Ratusan warga melakukan aksi damai untuk menyuarakan pendapatnya soal ketidakmauan warga dipimpin oleh kepala desa (Kades) yang arogan. Hal tersebut dilatarbelakangi oleh kekecewaan warga Air Putih, Kali Padang, Rejang Lebong terhadap oknum kadesnya.
Sebelumnya tanggal 28 Juli 2025 warga berkumpul di kediaman oknum Kades Maman Casmadi, untuk menyampaikan pendapat namun disambut tindakan arogan oleh oknum kades tersebut. Salah satu tokoh masyarakat yang dituakan oleh warga desa bernama Mbah Damin menerima tindakan tidak sopan dan ditunjuk tunjuk mukanya oleh oknum tersebut. Kejadian tersebut disaksikan oleh Ibu Harni dan Ibu Suryati.
Pada saat kejadian oknum kades tersebut berjanji akan melakukan musyawarah di Kantor Desa pada Sabtu, 2 Agustus 2025. Agenda musyawarah tersebut diadakan untuk menampung aspirasi warga dan akan melakukan voting terkait aspirasi tersebut. Namun setelah warga berkumpul, oknum kades tersebut tidak hadir di kantor desa.

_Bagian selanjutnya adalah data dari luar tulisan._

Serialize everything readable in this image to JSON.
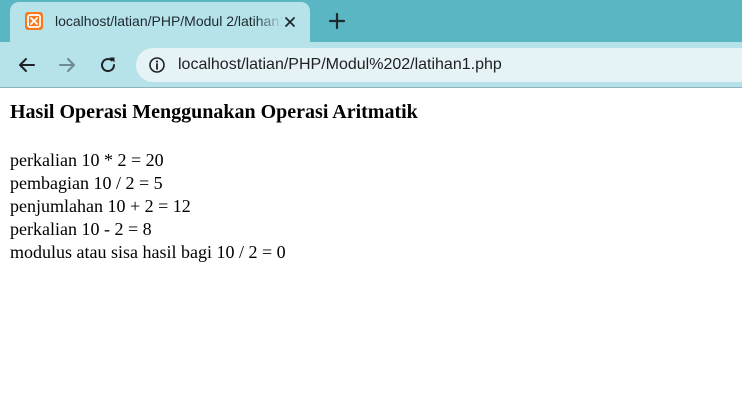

Warga yang sudah muak menyampaikan sudah tidak mau lagi dipimpin oleh kades karena tidak pernah bermusyawarah tentang aspirasi warga. Atas kondisi ini warga sudah pernah melaporkannya kepada Bupati Kabupaten Rejang Lebong, Fikri Thobari S.E, namun beliau tidak ada ditempat. Aspirasi warga ditampung melalui staf ahli buoati, Andi.
Warga berharap perkara ini cepat ditindaklanjuti dan tidak terjadi lagi hal hal yang tidak terpuji. Warga juga akan mengawal perkembangan kasus ini hingga tuntas.